Now use your plot to answer these questions:

Questions

  • What gene is rs112820994 in? Is it in an exon? Are other top SNPs in the region also in genes? (You may need to play around with the margin argument to zoom in or out of the plot. You can cross-check results using genome browsers such as the UCSC Genome Browser - note that we are using GRCh37/hg19 coordinates).

  • Does the extent of association look sensible with respect to LD? Are there any obvious features near the boundaries of the region of associated SNPs that could explain why the association signal dies off there?

  • Make a similar plot for each of the other regions we computed LD for above. Do they look similar?
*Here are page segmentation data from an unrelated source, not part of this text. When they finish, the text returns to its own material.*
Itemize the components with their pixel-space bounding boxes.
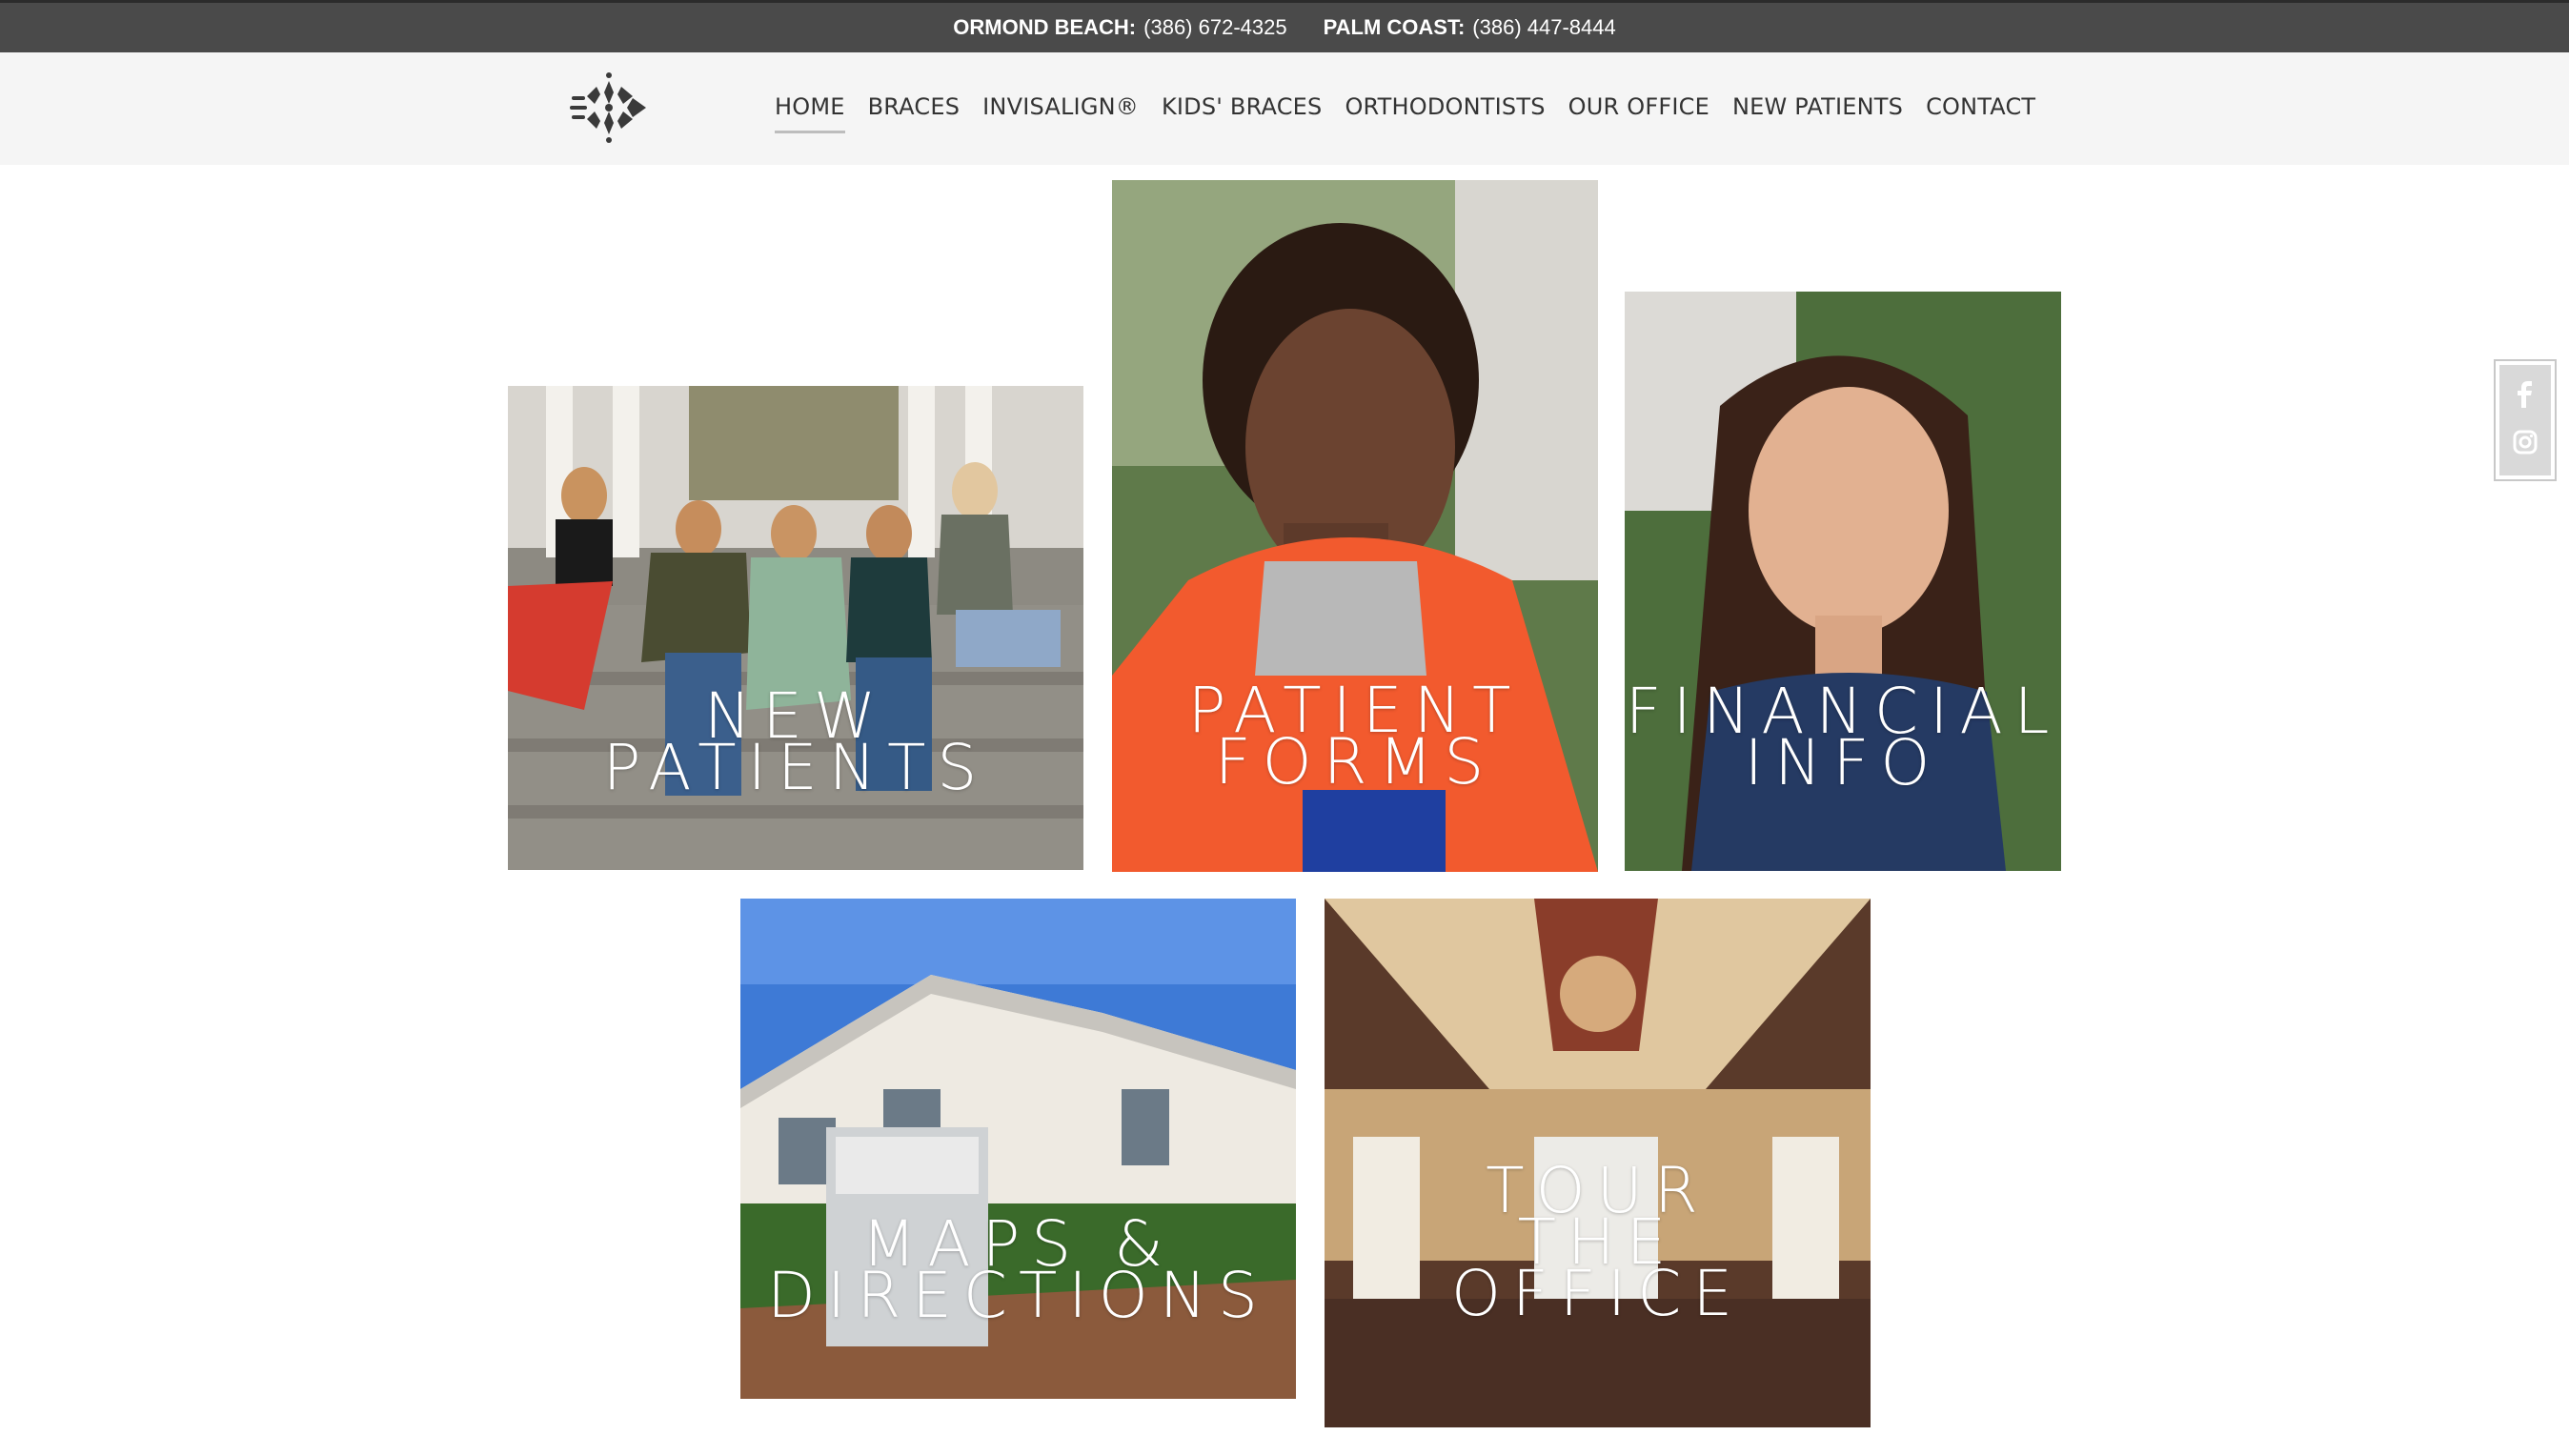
nav-contact[interactable]: CONTACT [1926, 93, 2035, 124]
nav-new-patients[interactable]: NEW PATIENTS [1732, 93, 1903, 124]
phone-link[interactable]: (386) 672-4325 [1143, 15, 1286, 40]
tile-maps-directions[interactable]: MAPS & DIRECTIONS [740, 899, 1296, 1399]
tile-patient-forms[interactable]: PATIENT FORMS [1112, 180, 1598, 872]
tile-label: PATIENT FORMS [1187, 674, 1523, 799]
tile-label: NEW PATIENTS [602, 679, 989, 804]
leaf-tooth-logo-icon[interactable] [566, 68, 652, 148]
nav-braces[interactable]: BRACES [868, 93, 961, 124]
location-name: ORMOND BEACH: [953, 15, 1137, 39]
instagram-icon[interactable] [2513, 430, 2538, 459]
social-sidebar [2494, 359, 2557, 481]
tile-tour-office[interactable]: TOUR THE OFFICE [1325, 899, 1871, 1427]
tile-financial-info[interactable]: FINANCIAL INFO [1625, 292, 2061, 871]
main-header: HOME BRACES INVISALIGN® KIDS' BRACES ORT… [0, 52, 2569, 165]
nav-our-office[interactable]: OUR OFFICE [1568, 93, 1709, 124]
nav-invisalign[interactable]: INVISALIGN® [982, 93, 1139, 124]
nav-kids-braces[interactable]: KIDS' BRACES [1162, 93, 1322, 124]
location-palm-coast: PALM COAST: (386) 447-8444 [1324, 15, 1616, 40]
tile-new-patients[interactable]: NEW PATIENTS [508, 386, 1083, 870]
nav-orthodontists[interactable]: ORTHODONTISTS [1345, 93, 1545, 124]
location-name: PALM COAST: [1323, 15, 1466, 39]
tile-label: TOUR THE OFFICE [1450, 1154, 1745, 1330]
tile-label: MAPS & DIRECTIONS [767, 1207, 1269, 1332]
nav-home[interactable]: HOME [775, 93, 845, 133]
tile-label: FINANCIAL INFO [1625, 675, 2061, 799]
top-contact-bar: ORMOND BEACH: (386) 672-4325 PALM COAST:… [0, 0, 2569, 52]
facebook-icon[interactable] [2517, 381, 2534, 413]
phone-link[interactable]: (386) 447-8444 [1472, 15, 1615, 40]
main-nav: HOME BRACES INVISALIGN® KIDS' BRACES ORT… [775, 52, 2035, 165]
location-ormond: ORMOND BEACH: (386) 672-4325 [953, 15, 1286, 40]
Is there anything odd about them?

  • Having looked at the variants in the genome browser – what other genomic features would you add to the hitplot if you had time? How would you add these?

Challenge question

This one is a real coding challenge - only try this if you've got time. In the sample folder there's a file called "resources/snp138_chr19.txt.gz" containing information from dbSNP on variants in each region. You can load this in like this:

functional_data = read.table( "resources/snp138_chr19.txt.gz", sep = "\t", header = TRUE )
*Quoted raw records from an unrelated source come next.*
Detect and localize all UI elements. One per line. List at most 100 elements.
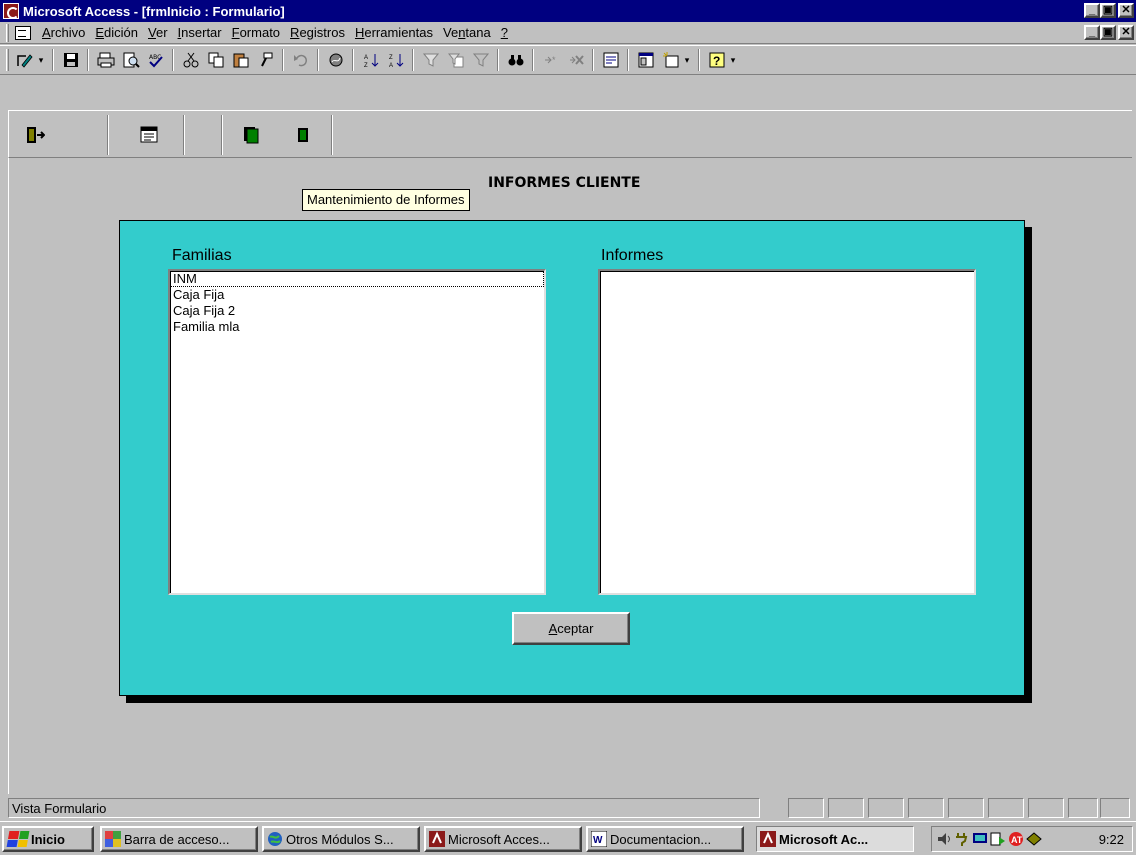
start-button[interactable]: Inicio	[2, 826, 94, 852]
filter-by-form-icon[interactable]	[444, 49, 467, 71]
accept-button[interactable]: Aceptar	[512, 612, 630, 645]
taskbar-item-barra-acceso[interactable]: Barra de acceso...	[100, 826, 258, 852]
copy-icon[interactable]	[204, 49, 227, 71]
menu-insertar[interactable]: Insertar	[173, 25, 227, 40]
spelling-icon[interactable]: ABC	[144, 49, 167, 71]
menu-ver[interactable]: Ver	[143, 25, 173, 40]
minimize-button[interactable]: _	[1084, 3, 1100, 18]
menu-help[interactable]: ?	[496, 25, 513, 40]
save-icon[interactable]	[59, 49, 82, 71]
hyperlink-icon[interactable]	[324, 49, 347, 71]
clock[interactable]: 9:22	[1099, 832, 1124, 847]
window-title: Microsoft Access - [frmInicio : Formular…	[23, 3, 285, 19]
reports-listbox[interactable]	[598, 269, 976, 595]
form-document-icon[interactable]	[15, 25, 31, 40]
word-icon: W	[591, 831, 607, 847]
copy-records-button[interactable]	[231, 117, 271, 153]
taskbar-item-microsoft-access-1[interactable]: Microsoft Acces...	[424, 826, 582, 852]
access-icon	[429, 831, 445, 847]
toolbar-divider	[107, 115, 109, 155]
exit-door-icon	[27, 127, 45, 143]
design-view-icon[interactable]	[13, 49, 36, 71]
list-item[interactable]: Familia mla	[170, 319, 544, 335]
access-app-icon[interactable]	[3, 3, 19, 19]
menu-archivo[interactable]: Archivo	[37, 25, 90, 40]
delete-record-icon[interactable]	[564, 49, 587, 71]
tray-app-icon[interactable]	[1026, 831, 1042, 847]
toolbar-grip[interactable]	[6, 49, 9, 71]
toolbar-separator	[627, 49, 629, 71]
status-indicator	[1028, 798, 1064, 818]
menu-edicion[interactable]: Edición	[90, 25, 143, 40]
restore-button[interactable]: ▣	[1100, 3, 1116, 18]
sort-descending-icon[interactable]: ZA	[384, 49, 407, 71]
find-icon[interactable]	[504, 49, 527, 71]
close-button[interactable]: ✕	[1118, 3, 1134, 18]
antivirus-icon[interactable]: AT	[1008, 831, 1024, 847]
network-icon[interactable]	[972, 831, 988, 847]
status-text: Vista Formulario	[8, 798, 760, 818]
families-listbox[interactable]: INM Caja Fija Caja Fija 2 Familia mla	[168, 269, 546, 595]
list-item[interactable]: Caja Fija 2	[170, 303, 544, 319]
undo-icon[interactable]	[289, 49, 312, 71]
doc-restore-button[interactable]: ▣	[1100, 25, 1116, 40]
stacked-documents-icon	[244, 127, 259, 144]
book-button[interactable]	[283, 117, 323, 153]
window-controls: _ ▣ ✕	[1084, 3, 1134, 18]
svg-text:AT: AT	[1011, 835, 1023, 845]
doc-close-button[interactable]: ✕	[1118, 25, 1134, 40]
filter-by-selection-icon[interactable]	[419, 49, 442, 71]
plug-icon[interactable]	[954, 831, 970, 847]
status-indicator	[1068, 798, 1098, 818]
svg-text:A: A	[364, 55, 368, 61]
database-window-icon[interactable]	[634, 49, 657, 71]
toolbar-separator	[317, 49, 319, 71]
cut-icon[interactable]	[179, 49, 202, 71]
access-icon	[760, 831, 776, 847]
taskbar-item-microsoft-access-2[interactable]: Microsoft Ac...	[756, 826, 914, 852]
toolbar-divider	[183, 115, 185, 155]
taskbar-item-otros-modulos[interactable]: Otros Módulos S...	[262, 826, 420, 852]
new-record-icon[interactable]: *	[539, 49, 562, 71]
menu-grip[interactable]	[6, 23, 9, 42]
report-form-icon	[140, 126, 158, 143]
report-maintenance-button[interactable]	[129, 117, 169, 153]
toolbar-separator	[52, 49, 54, 71]
toolbar-separator	[87, 49, 89, 71]
new-object-dropdown-icon[interactable]: ▾	[681, 49, 693, 71]
volume-icon[interactable]	[936, 831, 952, 847]
families-label: Familias	[172, 247, 232, 264]
new-object-icon[interactable]	[659, 49, 682, 71]
format-painter-icon[interactable]	[254, 49, 277, 71]
book-icon	[298, 128, 308, 142]
print-icon[interactable]	[94, 49, 117, 71]
schedule-icon[interactable]	[990, 831, 1006, 847]
sort-ascending-icon[interactable]: AZ	[359, 49, 382, 71]
status-indicator	[948, 798, 984, 818]
tooltip: Mantenimiento de Informes	[302, 189, 470, 211]
menu-ventana[interactable]: Ventana	[438, 25, 496, 40]
status-indicator	[988, 798, 1024, 818]
svg-text:A: A	[389, 63, 393, 68]
menu-herramientas[interactable]: Herramientas	[350, 25, 438, 40]
help-icon[interactable]: ?	[705, 49, 728, 71]
taskbar: Inicio Barra de acceso... Otros Módulos …	[0, 821, 1136, 855]
properties-icon[interactable]	[599, 49, 622, 71]
menu-registros[interactable]: Registros	[285, 25, 350, 40]
svg-text:Z: Z	[364, 63, 368, 68]
form-view-toolbar: ▾ ABC AZ ZA * ▾ ? ▾	[0, 45, 1136, 75]
windows-logo-icon	[6, 831, 30, 847]
exit-button[interactable]	[15, 117, 55, 153]
view-dropdown-icon[interactable]: ▾	[35, 49, 47, 71]
apply-filter-icon[interactable]	[469, 49, 492, 71]
taskbar-item-documentacion[interactable]: W Documentacion...	[586, 826, 744, 852]
paste-icon[interactable]	[229, 49, 252, 71]
system-tray: AT 9:22	[931, 826, 1133, 852]
list-item[interactable]: Caja Fija	[170, 287, 544, 303]
doc-minimize-button[interactable]: _	[1084, 25, 1100, 40]
toolbar-separator	[172, 49, 174, 71]
help-dropdown-icon[interactable]: ▾	[727, 49, 739, 71]
print-preview-icon[interactable]	[119, 49, 142, 71]
list-item[interactable]: INM	[170, 271, 544, 287]
menu-formato[interactable]: Formato	[227, 25, 285, 40]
The column called func lists putative functional consequences of each variant.

The challenge is to create a version of the hit plot that overplots different shapes to show the functional annotation.

Hints:

  1. The 'func' column in snp138 contains many categories and you'll first need to simplify it for plotting. One way is to take the most 'severe' category for each SNP. A rough list of useful categories, in descending order of imporance, might be: missense, nonsense, stop-gain, stop-loss, splice-3, splice-5, untranslated-3, untranslated-5, intron. E.g. the following code shows how to make a simpler variable func2:
snp138$func2 = NA
snp138$func2[grep('intron',snp138$func)] = 'intron'
snp138$func2[grep('untranslated-5',snp138$func)] = 'untranslated-5'
snp138$func2[grep('untranslated-3',snp138$func)] = 'untranslated-3'
# …etc.

(To cut down copy-pasting, you may want to turn the above into a loop - make sure to go through them in least-to-most important order.)

  1. Use this to add a 'functional_annotation' column to the association test data frame, data. You should be able to match snp138 to data using the name column. (This depends on the SNPs being named correctly though! Are there any SNPs that match by position but not name?)

  2. The points() command can be used to overplot points on an existing plot. Use the pch argument to specify shape. (Only plot points that have functional_annotation != 'none').

  3. pch takes an argument that is a positive integer in the range 1-20, say (google for 'R shapes' to see a table of shapes). One way to turn categories into integers for pch is to first convert them to a factor, e.g.

data$functional_annotation = factor(
    data$functional_annotation,
    levels = c(
        'missense', 'nonsense', 'stop-gain', 'stop-loss', 'splice-3', 'splice-5', 'untranslated-3', 'untranslated-5', 'intron'
    )
table( as.integer(data$functional_annotation) )
  1. You also need a legend!

Next steps

Congratulations! You have now conducted a complete GWAS study and started on the next steps: trying to figure out what the associated SNPs do. This marks the end of this practical.